Arun Sethuraman is a postdoctoral associate with Jody Hey, studying statistical models for divergence population genetics in the Department of Biology at Temple University. You can also find him on Twitter, and on his short story blog.
After nearly six years of researching population genetic structure as a bioinformatician, visualizing it as a pretty palette of colored subpopulations, with traces of leaky color wells that indicate genetic admixture, I was rather taken aback when a field biologist in the midst of my 8 AM wintry Iowa morning ‘crowd’ at my doctoral defense asked: “Okay so there are K = 5 subpopulations. So what?”

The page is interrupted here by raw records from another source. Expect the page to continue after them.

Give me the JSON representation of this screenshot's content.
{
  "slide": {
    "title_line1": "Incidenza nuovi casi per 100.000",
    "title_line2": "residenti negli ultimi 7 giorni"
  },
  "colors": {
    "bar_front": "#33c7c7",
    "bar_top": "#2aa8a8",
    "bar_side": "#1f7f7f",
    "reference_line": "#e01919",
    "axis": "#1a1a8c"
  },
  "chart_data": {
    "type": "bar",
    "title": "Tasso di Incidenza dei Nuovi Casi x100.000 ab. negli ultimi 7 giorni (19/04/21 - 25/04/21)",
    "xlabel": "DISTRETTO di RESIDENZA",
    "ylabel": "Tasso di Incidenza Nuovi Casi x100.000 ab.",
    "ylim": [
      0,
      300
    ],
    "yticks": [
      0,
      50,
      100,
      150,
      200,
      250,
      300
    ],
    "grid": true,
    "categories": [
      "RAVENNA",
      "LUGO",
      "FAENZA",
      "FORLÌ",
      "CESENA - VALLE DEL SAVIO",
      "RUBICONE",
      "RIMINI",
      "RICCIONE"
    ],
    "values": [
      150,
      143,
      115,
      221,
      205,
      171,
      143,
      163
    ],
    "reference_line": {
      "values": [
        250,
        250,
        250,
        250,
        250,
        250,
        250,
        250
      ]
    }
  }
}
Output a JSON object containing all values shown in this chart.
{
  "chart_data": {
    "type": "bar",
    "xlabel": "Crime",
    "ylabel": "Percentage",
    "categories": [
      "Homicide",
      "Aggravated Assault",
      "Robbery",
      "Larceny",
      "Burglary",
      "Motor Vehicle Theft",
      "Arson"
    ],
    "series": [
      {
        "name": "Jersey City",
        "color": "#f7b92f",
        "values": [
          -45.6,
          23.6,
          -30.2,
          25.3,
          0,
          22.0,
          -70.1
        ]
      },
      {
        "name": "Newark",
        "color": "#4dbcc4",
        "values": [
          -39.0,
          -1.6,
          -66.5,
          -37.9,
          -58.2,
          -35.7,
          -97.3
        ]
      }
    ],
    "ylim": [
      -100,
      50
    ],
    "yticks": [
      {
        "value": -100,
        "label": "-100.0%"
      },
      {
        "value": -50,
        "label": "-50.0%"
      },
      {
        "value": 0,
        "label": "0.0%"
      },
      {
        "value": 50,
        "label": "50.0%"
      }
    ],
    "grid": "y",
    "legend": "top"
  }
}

I took what seemed like a sacrilegious hour (when it was really just a few seconds) to mull this over, as proverbial moments of my graduate life flashed before my eyes. I conjured up a few trained lines about why population structure is important with respect to localized accumulations of alleles and inbreeding, possibly detrimental (see Wright’s seminal work on “The Genetical Structure of Populations”, 1949 for a wonderful account of why biologists should care about the presence of population structure). While it was sufficient to pull me through my defense (I passed with flying colors like my many admixture plots), I spent several Starbucks happy hours since, wondering about why we truly care about structure and classification.
And then it occurred to me that our quest for inferring population structure is no different from the classical species problem, with blurry crisscrossed lines of thought along the philosophical and biological. It suffers the same triumphs when patterns (of differentiation or admixture) and processes (causal or causing) coincide, and the same pitfalls when not (obviously) biologically significant or important.
A recent rather scandalous revelation of the mixed South Asian ancestry of the Crown Prince of England, William, or evidences of human-neanderthal interbreeding , or a much (and rather steeped with controversy and years of historical racial segregation, division, war, and crime) deeper question of purported Aryan/European ‘superiority’ over Dravidian/South Asian that was upturned through a SNP study (Metspalu et al, 2011, AJHJ), are all examples of the former situation – wherein patterns were utilized to either support or debunk processes. But then again, as reported by Gilbert et al. 2012, from a sample of 23 papers published in Molecular Ecology in 2011 (and other datasets), ~30% of datasets were either inconclusive or irreproducible in their analyses of population structure – a major issue that falls in our latter category of biological insignificance or unimportance, when contradicting inference leads to inability to concur.
A lot of the problem, I think, has to do with the nature of the population process itself – adopting a single definition of which has been very questionable and wrought with conflicting opinions. As a biologist, though, one quests for a simple, yet all encompassing definition of an ideal population, which I attempt here: “A population is a continuum of freely mating individuals of the same species that are statistically less distinguishable within a subpopulation, but differentiable between subpopulations”, with due respect to Wright (1949), Dobzhansky (1970), Lawson (2012), etc.
Perhaps understanding that populations are indeed continuums solves part of our problem – maybe there are no lines to draw and classify, or maybe the lines are correlated with barriers (geographical, linguistic, logistical, social, racial, etc.). But our quest for classification persists, and perhaps understanding how an ideal population would be classified would help us understand how ubiquitous (over the tree of life) non-ideal populations evolve.